The following excerpt is from a favorite classical Christian romance novel of mine: Ben Hur: A Tale of the Christ by General Lew Wallace  (1827-1905). Ever since I was a child I have always been engrossed in the classic tale of Ben Hur, especially Charleton Heston in the film adaptation. I have read the original novel on which the famous 1950s movie adaptation was based - first time as a teenager and then later just last year. The language is so sublime and beautiful, presenting the story of a young Jewish prince who has been betrayed by his childhood friend Massala, condemned as a slave on a galley ship, his family imprisoned, his fortune taken. This is the story of Ben Hur regaining his lost world but also finding redemption along the way in his encounters with Balthasar the Egyptian seer, one of the Magi, the Wise Men from the east. Nothing but revenge and destruction looms inside the mind of the broken-hearted Ben Hur who awaits the kingdom and redemption of Israel. Balthasar, a wise man who had turned into a preacher in Egypt enlightens the young prince of the true nature of the Kingdom of Heaven, and gives Hur a more accurate understanding of God's Redemption of His people, and all of mankind.



""The cause of my disquiet," Balthazar began calmly - "that which made me a preacher in Alexandria and in the villages of the Nile; that which drove me at last into the solitude where the Spirit found me - was the fallen condition of men, occasioned, as I believed, by loss of the knowledge of God. I sorrowed for the sorrows of my kind - not of one class, but all of them.
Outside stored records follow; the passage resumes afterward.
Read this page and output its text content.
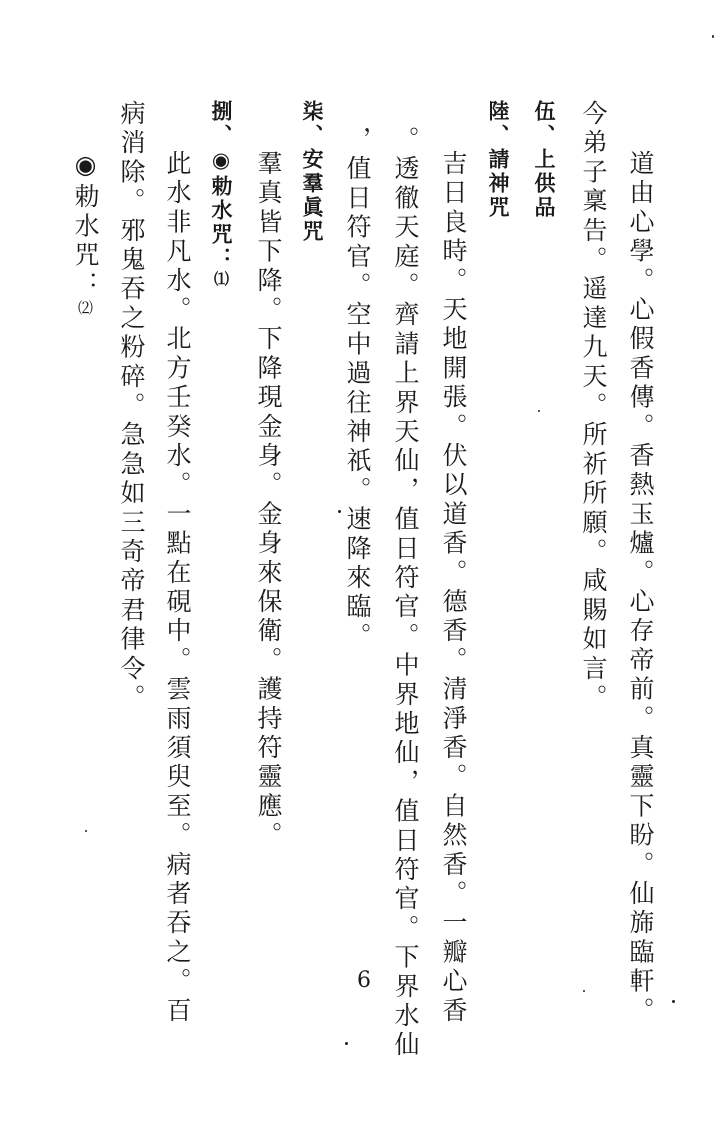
道由心學。心假香傳。香熱玉爐。心存帝前。真靈下盼。仙旆臨軒。
今弟子稟告。遥達九天。所祈所願。咸賜如言。
伍、上供品
陸、請神咒
吉日良時。天地開張。伏以道香。德香。清淨香。自然香。一瓣心香
。透徹天庭。齊請上界天仙，值日符官。中界地仙，值日符官。下界水仙
，值日符官。空中過往神祇。速降來臨。
柒、安羣眞咒
羣真皆下降。下降現金身。金身來保衛。護持符靈應。
捌、◉勅水咒：⑴
此水非凡水。北方壬癸水。一點在硯中。雲雨須臾至。病者吞之。百
病消除。邪鬼吞之粉碎。急急如三奇帝君律令。
◉勅水咒：⑵
6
So utterly were they fallen, it seemed to me there could be no Redemption unless God Himself would make it His work; and I prayed Him to come, and that I might see Him. 'Thy good works have conquered. The Redemption cometh; thou shalt see the saviour' - thus the Voice spake; and with the answer I went up to Jerusalem rejoicing. Now, to whom is the Redemption? To all the world. And how shall it be? Strengthen thy faith, my son! Men say, I know, that there will be no happiness until Rome is razed from her hills. That is to say, the ills of the time are not, as I thought them, from ignorance of God, but from the misgovernment of rulers. Do we need to be told that human governments are never for the sake of religion? How many kings have you heard of who were better than their subjects? Oh no, no! The Redemption cannot be for a political purpose - to pull down rulers and powers, and vacate their places merely that others may take and enjoy them. Of that were all of it, the wisdom of God would cease to be surpassing. I tell you, though it be but the saying of blind to blind, He that comes is to be a Saviour of souls; and the Redemption means God once more on earth, and righteousness, that His stay here may be tolerable to Himself.""

""Thy wisdom...is of the world; and thou dost forget that it is from the ways of the world we are to be redeemed. There is a kingdom on the earth, though it is not of it - a kingdom of wider bounds than the earth - wider than the sea and the earth, though they were rolled together as finest gold and spread by the beating of hammers. Its existence is a fact as our hearts are facts, and we journey through it from birth to death without seeing it; nor shall any man see it until he hath first known his own soul; for the kingdom is not for him, but for his soul. And in its dominion there is glory such as hath not entered imagination - original, incomparable, impossible of increase.""

""What thou sayest, father, is a riddle to me," said Ben Hur. "I never hear of such a kingdom.""

""Nor did I," said Ilderim."

""And I may not tell more of it," Balthasar added, humbly dropping his eyes. "What it is, what it is for, how it may be reached, none can know until the Child comes to take possession of it as His own. He brings the key of the viewless gate, which He will open for His beloved, among whom will be all who love Him, for of such only the redeemed will be."" 

General Lewis Wallace, Ben Hur: A Tale of The Christ, pg. 125-126

Earthly kingdoms are of no spiritual and religious avail at all. The governments that keep order in our towns and cities have their mundane function, whereas the Kingdom of God has supramundane one. The Kingdom of Heaven extends throughout the uttermost parts of this globe, we cannot see it, but it's hidden in its own secret dimension which our ordinary mind with its five mortal sense organs cannot apprehend and grasp.

The kingdom, though fully present and simultaneously yet to come, is not of the nature and substance of this world - world of death, decay, carnality, and transitoriness. This world is but of a nature of what Paul refers to as "basic and rudimentary particles of this universe" (Colossians 2:20), "beggarly elements" (Galatians 4:9), and "corruptible" (1st Corinthians 15:53). John refers to this order of cosmos as "passing" (1st John 2:17). The Kingdom of Heaven is our eternal home, a dominion "that will never pass away, and a kingdom that will never be destroyed" (Daniel 7:27).